During the Crisis, those servitors escaped and were destroyed by the Gutter Miracle. There’s no need for the bargain now–but paying off the ghouls was only part of the arrangement.
“What… what will they do with the dead instead of giving them to the ghouls?” she asks.
Kelkin raps his stick on the table. “Exactly! The city’s gods are weak because the church starves ’em of soul-stuff. If they go back to the old rites, if they give them the residuum of all the faithful dead, then soon the gods start getting notions about their divinity! How long before Guerdon turns into Ulbishe or Ishmere?”
“At the dinner last night, my mother demonstrated… spiritual gifts.”
Kelkin lowers his voice, and there’s a note of uncertainty in it that she’s heard before only once. “All right. This needs looking into. I’ll send for you when I need you. Right now, get back to work.”
“What should I tell my m-m… ah, Lady Voller?”
“Nothing yet. If they contact you again, say you talked to me, that’s all. I don’t know if this is just Voller and a few Safidist lunatics, or if the Patros supports this play.” He pokes the fire burning in the grate, even though it’s a warm day outside, and stares into the flames.
Even though Eladora has to venture through dark and perilous streets alone, she does not miss Absalom Spyke’s punishing pace or his abrasive company. She’s able to walk as she pleases, making her way down by degrees into the Wash. The summer heat drives away the shadows, but conjures up an incredi
ble stink; effluent and dung and alchemical runoff combining in a witches’ brew. The streets are mostly deserted in the afternoon heat.

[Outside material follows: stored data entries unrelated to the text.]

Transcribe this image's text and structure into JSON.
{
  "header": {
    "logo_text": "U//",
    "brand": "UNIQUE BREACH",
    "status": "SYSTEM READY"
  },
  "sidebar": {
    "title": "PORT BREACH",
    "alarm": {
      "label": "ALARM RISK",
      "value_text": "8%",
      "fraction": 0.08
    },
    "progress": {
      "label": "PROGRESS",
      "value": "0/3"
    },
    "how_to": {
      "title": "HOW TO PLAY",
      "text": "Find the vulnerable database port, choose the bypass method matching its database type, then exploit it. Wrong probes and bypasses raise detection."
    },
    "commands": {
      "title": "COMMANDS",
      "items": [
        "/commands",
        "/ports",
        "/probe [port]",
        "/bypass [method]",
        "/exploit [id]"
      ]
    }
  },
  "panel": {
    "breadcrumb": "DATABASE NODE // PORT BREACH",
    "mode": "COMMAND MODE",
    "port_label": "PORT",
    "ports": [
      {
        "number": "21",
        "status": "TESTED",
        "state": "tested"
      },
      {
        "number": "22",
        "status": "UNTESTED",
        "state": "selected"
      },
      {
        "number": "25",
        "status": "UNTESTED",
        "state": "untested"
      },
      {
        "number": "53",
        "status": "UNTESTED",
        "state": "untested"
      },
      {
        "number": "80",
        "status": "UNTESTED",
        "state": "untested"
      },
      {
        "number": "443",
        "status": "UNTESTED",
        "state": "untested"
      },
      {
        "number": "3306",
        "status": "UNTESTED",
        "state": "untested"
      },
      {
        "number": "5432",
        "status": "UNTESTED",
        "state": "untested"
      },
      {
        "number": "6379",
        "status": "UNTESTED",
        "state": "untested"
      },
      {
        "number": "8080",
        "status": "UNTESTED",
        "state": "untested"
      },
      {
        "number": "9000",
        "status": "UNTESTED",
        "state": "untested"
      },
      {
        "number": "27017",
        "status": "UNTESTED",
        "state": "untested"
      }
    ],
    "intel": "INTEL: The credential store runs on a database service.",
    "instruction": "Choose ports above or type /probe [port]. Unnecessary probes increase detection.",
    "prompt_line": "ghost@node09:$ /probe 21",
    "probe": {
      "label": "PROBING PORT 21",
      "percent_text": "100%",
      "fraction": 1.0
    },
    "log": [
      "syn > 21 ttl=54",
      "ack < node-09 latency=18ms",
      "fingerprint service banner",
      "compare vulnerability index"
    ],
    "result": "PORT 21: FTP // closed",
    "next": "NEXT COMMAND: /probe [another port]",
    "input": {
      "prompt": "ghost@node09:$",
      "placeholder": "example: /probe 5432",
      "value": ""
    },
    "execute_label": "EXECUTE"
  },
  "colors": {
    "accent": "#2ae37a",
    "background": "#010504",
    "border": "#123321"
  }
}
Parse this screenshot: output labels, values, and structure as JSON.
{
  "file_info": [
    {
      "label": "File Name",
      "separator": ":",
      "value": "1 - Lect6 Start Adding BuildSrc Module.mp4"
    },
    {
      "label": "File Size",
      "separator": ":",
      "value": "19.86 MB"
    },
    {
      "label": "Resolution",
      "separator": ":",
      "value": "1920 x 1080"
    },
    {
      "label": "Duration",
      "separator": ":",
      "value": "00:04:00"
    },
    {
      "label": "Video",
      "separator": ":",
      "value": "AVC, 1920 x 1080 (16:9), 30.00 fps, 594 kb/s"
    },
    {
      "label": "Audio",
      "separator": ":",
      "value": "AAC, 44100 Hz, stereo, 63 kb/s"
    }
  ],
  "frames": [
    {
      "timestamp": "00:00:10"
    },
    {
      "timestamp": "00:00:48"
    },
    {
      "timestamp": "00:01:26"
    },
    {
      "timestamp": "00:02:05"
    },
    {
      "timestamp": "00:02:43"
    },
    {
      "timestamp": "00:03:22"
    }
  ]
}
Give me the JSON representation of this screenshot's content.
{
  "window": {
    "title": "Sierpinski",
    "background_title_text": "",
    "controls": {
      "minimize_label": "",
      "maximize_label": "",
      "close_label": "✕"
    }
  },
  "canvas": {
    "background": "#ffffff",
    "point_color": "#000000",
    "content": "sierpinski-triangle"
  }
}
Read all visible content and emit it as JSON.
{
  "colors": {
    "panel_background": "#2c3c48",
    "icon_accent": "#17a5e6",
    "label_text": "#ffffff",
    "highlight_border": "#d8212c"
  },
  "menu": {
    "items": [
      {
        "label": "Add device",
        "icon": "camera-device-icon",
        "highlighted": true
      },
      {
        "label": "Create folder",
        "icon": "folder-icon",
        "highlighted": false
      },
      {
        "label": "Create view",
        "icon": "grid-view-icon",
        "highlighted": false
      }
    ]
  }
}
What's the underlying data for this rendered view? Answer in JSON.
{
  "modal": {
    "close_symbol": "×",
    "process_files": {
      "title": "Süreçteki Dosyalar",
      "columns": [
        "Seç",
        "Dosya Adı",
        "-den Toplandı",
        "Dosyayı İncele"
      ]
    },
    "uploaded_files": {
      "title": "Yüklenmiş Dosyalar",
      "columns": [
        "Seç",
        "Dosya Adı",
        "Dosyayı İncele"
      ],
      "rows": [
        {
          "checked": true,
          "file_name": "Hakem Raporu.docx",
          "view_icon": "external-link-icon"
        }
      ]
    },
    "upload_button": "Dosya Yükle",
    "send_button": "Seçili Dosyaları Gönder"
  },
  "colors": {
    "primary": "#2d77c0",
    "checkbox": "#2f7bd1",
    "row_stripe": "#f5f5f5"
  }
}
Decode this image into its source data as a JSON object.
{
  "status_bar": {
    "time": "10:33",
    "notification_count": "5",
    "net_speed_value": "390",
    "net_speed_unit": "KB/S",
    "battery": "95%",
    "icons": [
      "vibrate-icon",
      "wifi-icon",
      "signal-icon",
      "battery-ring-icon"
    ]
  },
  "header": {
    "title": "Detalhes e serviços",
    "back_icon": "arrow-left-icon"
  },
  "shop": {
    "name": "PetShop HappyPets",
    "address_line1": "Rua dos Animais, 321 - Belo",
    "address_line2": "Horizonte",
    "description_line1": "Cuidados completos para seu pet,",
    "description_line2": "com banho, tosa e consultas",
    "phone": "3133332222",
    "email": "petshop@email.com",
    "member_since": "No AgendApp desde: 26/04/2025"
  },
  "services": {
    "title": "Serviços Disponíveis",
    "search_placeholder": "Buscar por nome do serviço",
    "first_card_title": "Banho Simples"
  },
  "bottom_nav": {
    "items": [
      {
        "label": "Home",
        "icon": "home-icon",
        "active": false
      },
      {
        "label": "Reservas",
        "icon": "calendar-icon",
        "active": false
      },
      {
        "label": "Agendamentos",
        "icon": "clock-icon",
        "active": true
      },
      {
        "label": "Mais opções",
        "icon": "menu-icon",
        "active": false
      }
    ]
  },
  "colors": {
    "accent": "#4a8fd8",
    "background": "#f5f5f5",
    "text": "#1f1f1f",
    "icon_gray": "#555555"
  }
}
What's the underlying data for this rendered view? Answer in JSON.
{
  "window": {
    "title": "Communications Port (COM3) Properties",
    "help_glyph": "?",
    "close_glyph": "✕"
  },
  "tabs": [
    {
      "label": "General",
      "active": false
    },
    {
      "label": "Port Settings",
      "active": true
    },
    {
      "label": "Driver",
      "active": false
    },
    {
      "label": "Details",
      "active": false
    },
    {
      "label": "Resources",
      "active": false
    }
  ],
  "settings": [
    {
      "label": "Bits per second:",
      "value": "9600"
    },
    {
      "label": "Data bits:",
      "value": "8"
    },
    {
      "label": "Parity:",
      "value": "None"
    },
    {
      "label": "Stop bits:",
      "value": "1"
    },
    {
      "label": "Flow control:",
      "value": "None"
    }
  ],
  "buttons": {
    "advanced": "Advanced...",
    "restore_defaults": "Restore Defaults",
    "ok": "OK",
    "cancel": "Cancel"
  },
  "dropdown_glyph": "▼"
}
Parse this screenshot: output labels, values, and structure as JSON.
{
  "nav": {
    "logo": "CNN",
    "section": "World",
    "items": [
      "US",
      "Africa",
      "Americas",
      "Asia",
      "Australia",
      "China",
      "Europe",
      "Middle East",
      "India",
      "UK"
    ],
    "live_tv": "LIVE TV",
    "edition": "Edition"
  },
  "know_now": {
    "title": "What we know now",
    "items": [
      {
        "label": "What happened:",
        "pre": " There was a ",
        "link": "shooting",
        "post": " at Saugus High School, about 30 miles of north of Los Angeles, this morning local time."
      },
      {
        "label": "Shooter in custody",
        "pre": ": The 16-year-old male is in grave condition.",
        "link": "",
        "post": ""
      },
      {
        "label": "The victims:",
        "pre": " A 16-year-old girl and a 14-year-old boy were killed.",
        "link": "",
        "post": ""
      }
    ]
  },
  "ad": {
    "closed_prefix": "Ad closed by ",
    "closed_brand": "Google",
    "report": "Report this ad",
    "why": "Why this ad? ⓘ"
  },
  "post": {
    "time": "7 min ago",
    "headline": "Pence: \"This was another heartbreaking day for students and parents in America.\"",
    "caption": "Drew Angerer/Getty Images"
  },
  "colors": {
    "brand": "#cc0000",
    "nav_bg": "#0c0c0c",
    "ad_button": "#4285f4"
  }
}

She looks at Kelkin’s list of volunteers again. One name on it she’s seen before, in a very different context. During the secret inquest after the Crisis, everyone who’d associated with Carillon and the other key figures was investigated by the city watch’s saint-hunters. Eladora recalls an endless parade of names, some of which she knew, and others that meant nothing to her. Spar, Rat, Heinreil, Rosha, Aleena, Sinter, and other names she’s locked away and doesn’t think about.
One of Carillon’s tangential associates was a ghoul named Silkpurse.
Elabora has an idea, but it’s not one she’s willing to acknowledge yet. It scuttles through the back of her mind, an unwelcome visitor. She tries to squash it, but it’s tough. She tries to lock it away in the same place she keeps all those other things she doesn’t like to think about, but it’s got its hooks into her and won’t be relegated to the category of things from her past life. It’s a grubby, unwholesome, poisonous idea, and she doesn’t like it at all, but it won’t go away.
Eladora picks her path, following sea breezes and open spaces where the air is less foul, until she finds a door off Lambs Square with the symbol of the Industrial Liberals painted on it. The door is unlocked and inside the hall is dark and mercifully cool. She climbs a short stairway that leads to a large hall. There are painted sets stacked against one wall, and stained curtains hang down over a small stage. A bar, closed at this hour. A row of trestle tables, mostly empty, although there are a few stacks of election posters that should, ideally, be pasted on walls across the Wash. There should be a throng of volunteers here, too, but the place is deserted apart from a pair of old women.
“I’m Eladora Duttin,” she introduces herself, “I’m looking for Silkpurse.”